Tuesday, June 23, 2009

Up (2009) A Film by Pete Docter

When Pixar releases a film, it seems its reception is either bound to snowball into a mountain of acclaim or a mere anthill of interest. Recently, they've hit the former three consecutive times, with Ratatouille (2007), Wall-E (2008), and now Up (2009). Wall-E took Pixar's traditional ethos and turned them on their head, and it is safe to say that Up does the same. The film is no piece of cute anthropomorphism, nor is it a prosopopoeial message movie; in fact, Up is the first time, as far as I can tell, that we've seen real human blood in a Pixar film. Pete Docter delivers a very grounded, human tale with an elderly, secretly tender curmudgeon at its center. However, along with Wall-E, Pixar has proven to couple their new wave of refreshing animations with a similar set of flaws.

Because Up is such a deceptively simple film, it is all the more disappointing when it pounds us with action-packed, increasingly convoluted magical realism. The film opens with the same kind of economical, dialogue-free set-up that was impressive in Wall-E's Chaplinesque beginning. Carl, a four-eyed boy with a penchant for romanticism (following the newsreels he views of Charles Muntz, a heroic explorer with a zeppelin, he imitates Muntz's actions on the street near his house), runs into Ellie, another wannabe adventurer who clings to a desire to reach the South American oasis dubbed Paradise Falls, grows old with her, and sadly witnesses her death in a matter of minutes. The film is effortless in its ability to document their entire lifetime with poignancy (thanks to the incredibly realistic facial expressions), and despite the sequence's inevitably prompt structure, it is not schmaltzy and melodramatic but rather sentimental and nostalgic in the best possible way.

At this point Carl is left alone in the couple's lifelong home, a retired balloon salesman who holds tight to his memories of the past which are literally nailed to the walls. When a retirement home committee arrives one day to claim Carl, he cleverly assembles a balloon-oriented rig in the chimney that is released all at once, ripping the house from the bedrock and sending it straight into cumulus clouds. The next morning, while drifting peacefully in his home through the crystal-clear blue sky, he hears a knock at his door and finds Russell, the young boyscout who pledged at his door Jehovah's-Witness style the previous day, clutched against the siding. A hyper-passionate globetrotter hopeful himself, Russell joins Carl - much to his dismay as he chatters nonstop - on his excursion to Paradise Falls, aspiring to plant the house beside it so that Ellie's spirit, which is preserved inside, can bask in the glory. Docter does a terrific job of engaging in this section; the story is taut and the imagery, when seen for the first time, is conceptually marvelous.
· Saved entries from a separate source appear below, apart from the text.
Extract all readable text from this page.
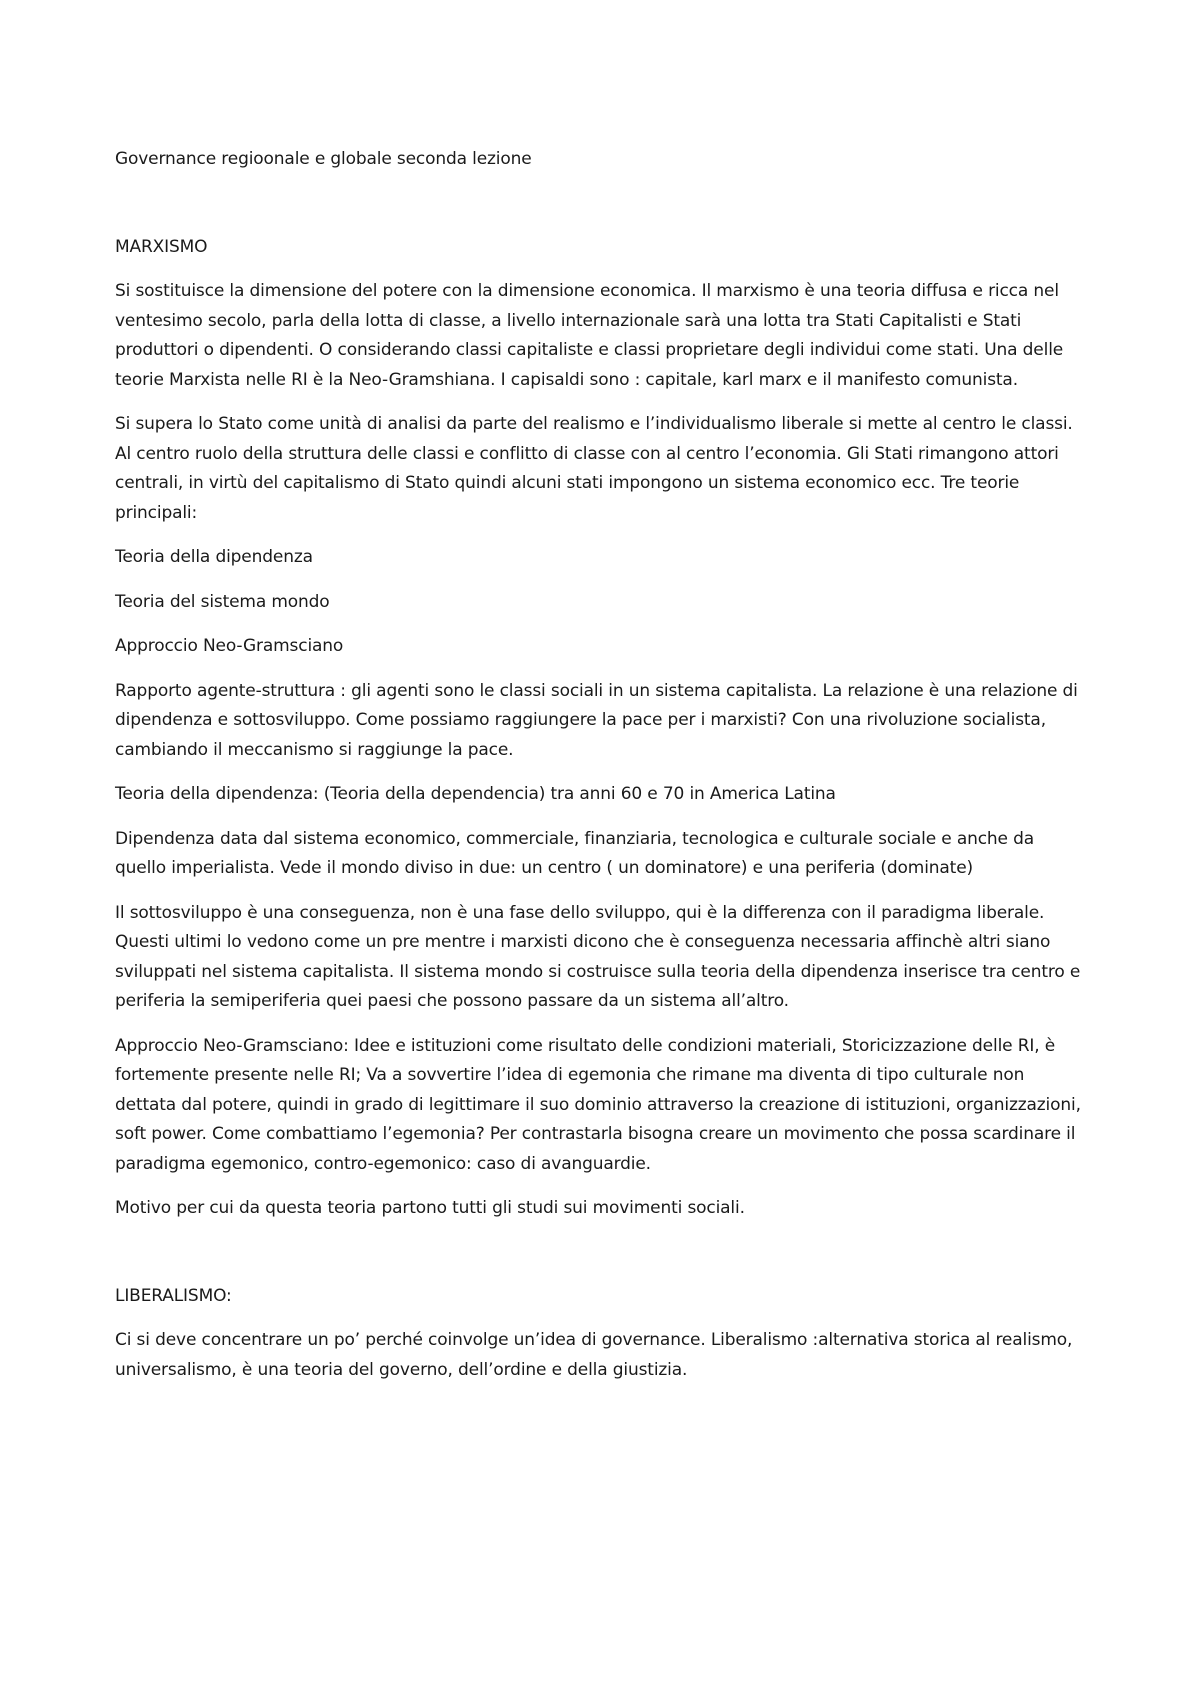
Governance regioonale e globale seconda lezione

MARXISMO

Si sostituisce la dimensione del potere con la dimensione economica. Il marxismo è una teoria diffusa e ricca nel ventesimo secolo, parla della lotta di classe, a livello internazionale sarà una lotta tra Stati Capitalisti e Stati produttori o dipendenti. O considerando classi capitaliste e classi proprietare degli individui come stati. Una delle teorie Marxista nelle RI è la Neo-Gramshiana. I capisaldi sono : capitale, karl marx e il manifesto comunista.

Si supera lo Stato come unità di analisi da parte del realismo e l’individualismo liberale si mette al centro le classi. Al centro ruolo della struttura delle classi e conflitto di classe con al centro l’economia. Gli Stati rimangono attori centrali, in virtù del capitalismo di Stato quindi alcuni stati impongono un sistema economico ecc. Tre teorie principali:

Teoria della dipendenza

Teoria del sistema mondo

Approccio Neo-Gramsciano

Rapporto agente-struttura : gli agenti sono le classi sociali in un sistema capitalista. La relazione è una relazione di dipendenza e sottosviluppo. Come possiamo raggiungere la pace per i marxisti? Con una rivoluzione socialista, cambiando il meccanismo si raggiunge la pace.

Teoria della dipendenza: (Teoria della dependencia) tra anni 60 e 70 in America Latina

Dipendenza data dal sistema economico, commerciale, finanziaria, tecnologica e culturale sociale e anche da quello imperialista. Vede il mondo diviso in due: un centro ( un dominatore) e una periferia (dominate)

Il sottosviluppo è una conseguenza, non è una fase dello sviluppo, qui è la differenza con il paradigma liberale. Questi ultimi lo vedono come un pre mentre i marxisti dicono che è conseguenza necessaria affinchè altri siano sviluppati nel sistema capitalista. Il sistema mondo si costruisce sulla teoria della dipendenza inserisce tra centro e periferia la semiperiferia quei paesi che possono passare da un sistema all’altro.

Approccio Neo-Gramsciano: Idee e istituzioni come risultato delle condizioni materiali, Storicizzazione delle RI, è fortemente presente nelle RI; Va a sovvertire l’idea di egemonia che rimane ma diventa di tipo culturale non dettata dal potere, quindi in grado di legittimare il suo dominio attraverso la creazione di istituzioni, organizzazioni, soft power. Come combattiamo l’egemonia? Per contrastarla bisogna creare un movimento che possa scardinare il paradigma egemonico, contro-egemonico: caso di avanguardie.

Motivo per cui da questa teoria partono tutti gli studi sui movimenti sociali.

LIBERALISMO:

Ci si deve concentrare un po’ perché coinvolge un’idea di governance. Liberalismo :alternativa storica al realismo, universalismo, è una teoria del governo, dell’ordine e della giustizia.
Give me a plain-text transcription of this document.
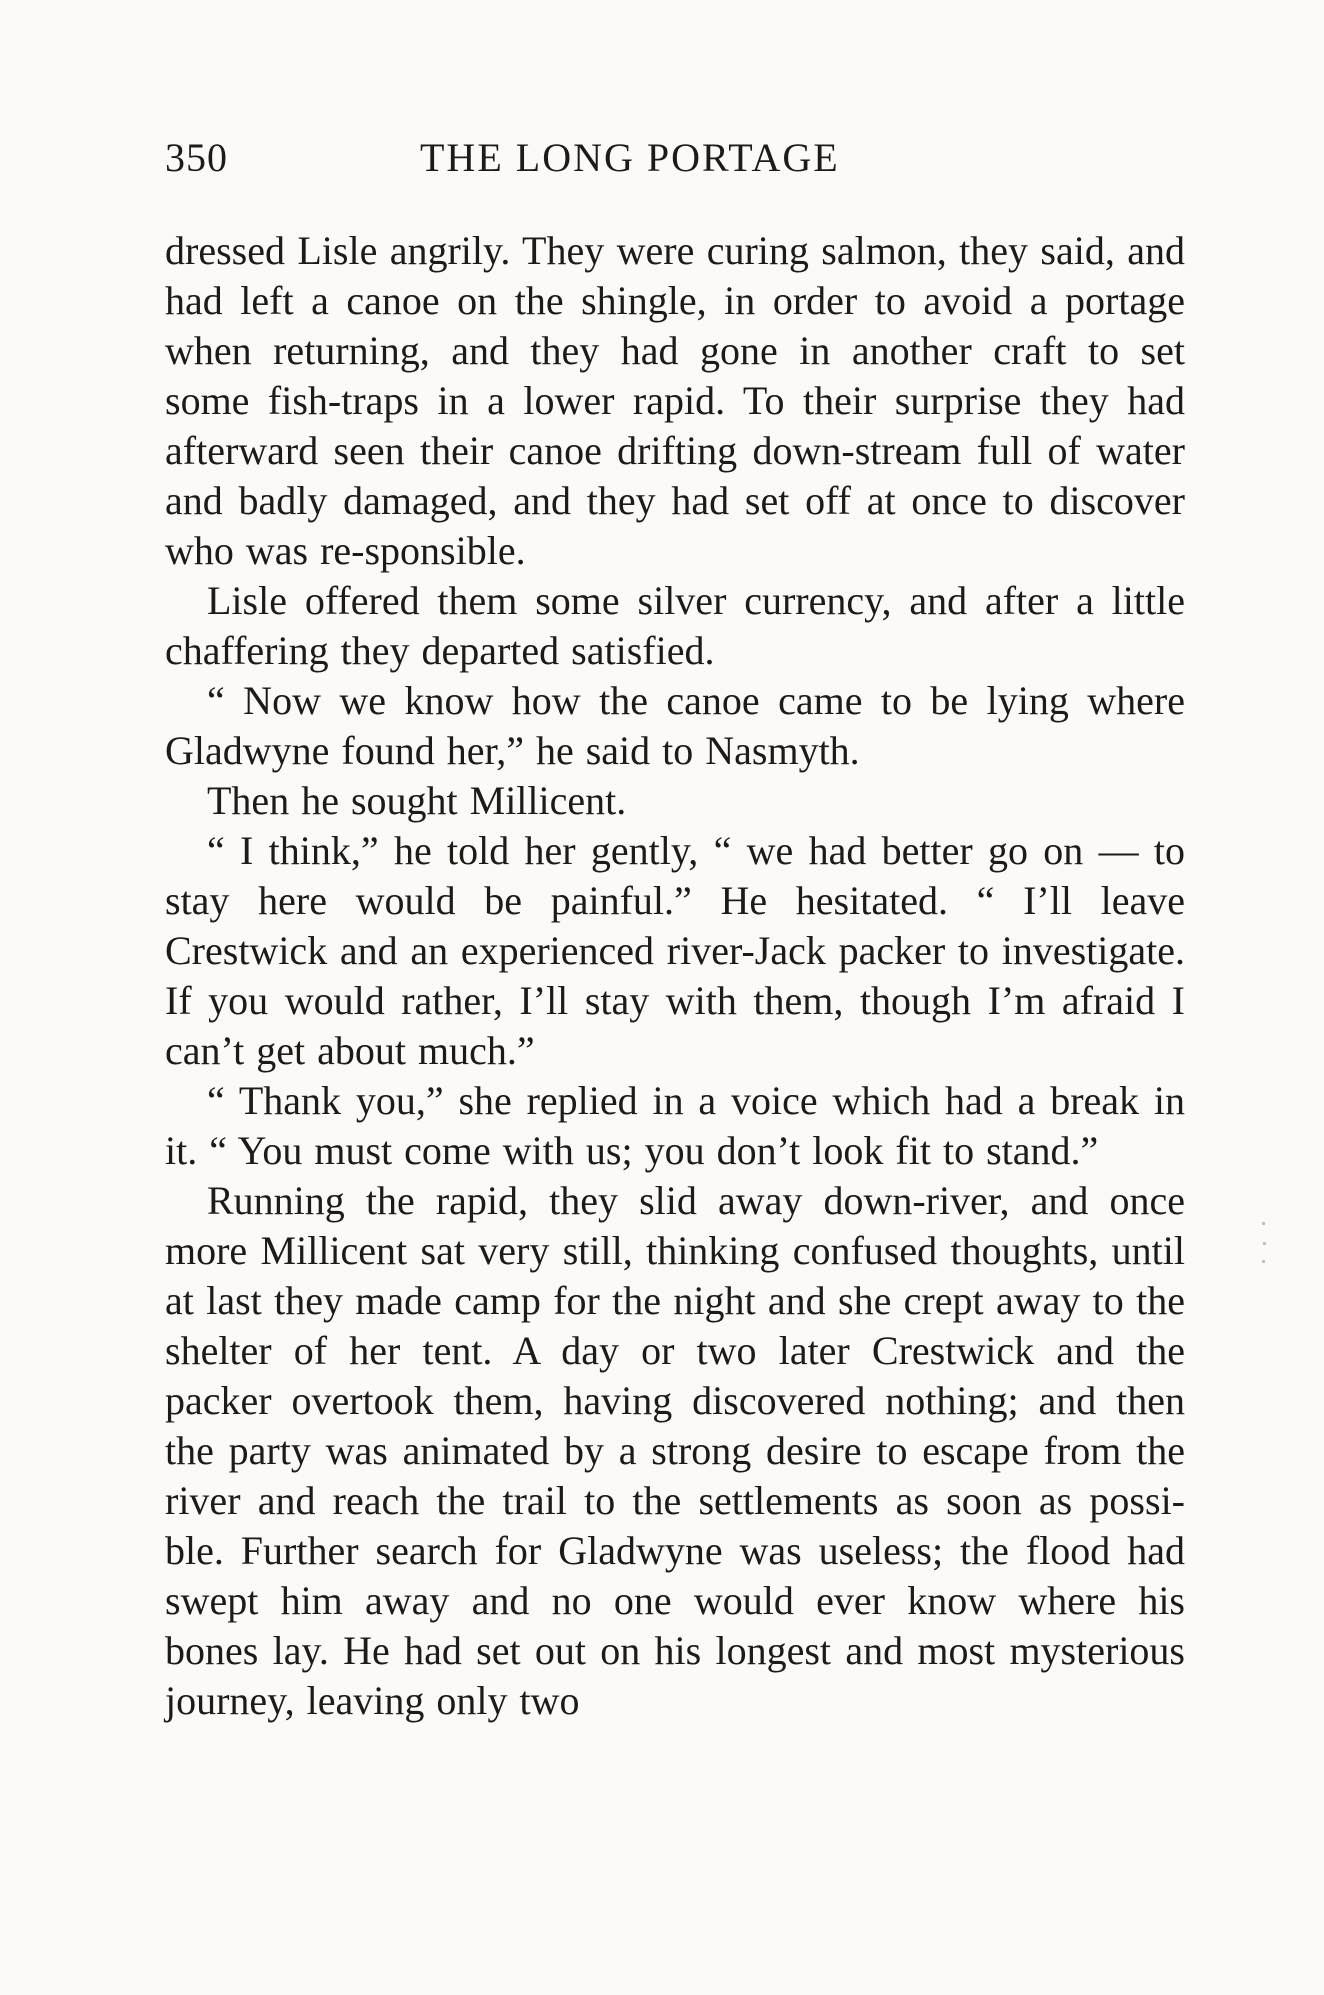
350	THE LONG PORTAGE

dressed Lisle angrily. They were curing salmon, they said, and had left a canoe on the shingle, in order to avoid a portage when returning, and they had gone in another craft to set some fish-traps in a lower rapid. To their surprise they had afterward seen their canoe drifting down-stream full of water and badly damaged, and they had set off at once to discover who was re-sponsible.

Lisle offered them some silver currency, and after a little chaffering they departed satisfied.

“ Now we know how the canoe came to be lying where Gladwyne found her,” he said to Nasmyth.

Then he sought Millicent.

“ I think,” he told her gently, “ we had better go on — to stay here would be painful.” He hesitated. “ I’ll leave Crestwick and an experienced river-Jack packer to investigate. If you would rather, I’ll stay with them, though I’m afraid I can’t get about much.”

“ Thank you,” she replied in a voice which had a break in it. “ You must come with us; you don’t look fit to stand.”

Running the rapid, they slid away down-river, and once more Millicent sat very still, thinking confused thoughts, until at last they made camp for the night and she crept away to the shelter of her tent. A day or two later Crestwick and the packer overtook them, having discovered nothing; and then the party was animated by a strong desire to escape from the river and reach the trail to the settlements as soon as possi-ble. Further search for Gladwyne was useless; the flood had swept him away and no one would ever know where his bones lay. He had set out on his longest and most mysterious journey, leaving only two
It is perhaps Pixar's biggest visual triumph ever to have juxtaposed so perfectly the petite house with its multicolored balloons looming above, the floor of puffy white clouds (an extension of the short that precedes the film in its theatrical showing), and the spotless blue sky. When they encounter a threatening thunderstorm and the house sways convulsively in the stratosphere, it hints at an entirely separate direction the story could have taken, one that would take place more prominently in the sky.

Unfortunately however, with Russell's surprisingly skillful steering techniques, the house lands in a majestic canyon in Venezuela directly across from the Falls. The visual invention still does not suffer in the slightest, most notably with the heavenly light that sprays the canyon, but the story takes a turn that is ultimately detrimental. Carl and Russell trudge around the canyon, tugging the house now like disciples dragging their weary camels, and pass through a mysterious jungle that houses talking dogs (not in the normal way, but with electronic collars) and a monstrously large but friendly parakeet-like creature. These unusual animals, they find, are being kept by Charles Muntz, whom Carl is ecstatic to meet at first. In classic Pixar fashion though, Muntz is revealed as the bad guy and the remainder of the film is spent lounging in lethargic good vs. evil conventions, with Carl as the truly unlikely hero. This is not the direction that was meant for Up, a simple story at heart about one man's search for meaning, no matter how small, just as humans were not the direction for Wall-E. After the wonderful opening, it seemed that the only place that Up could go was up.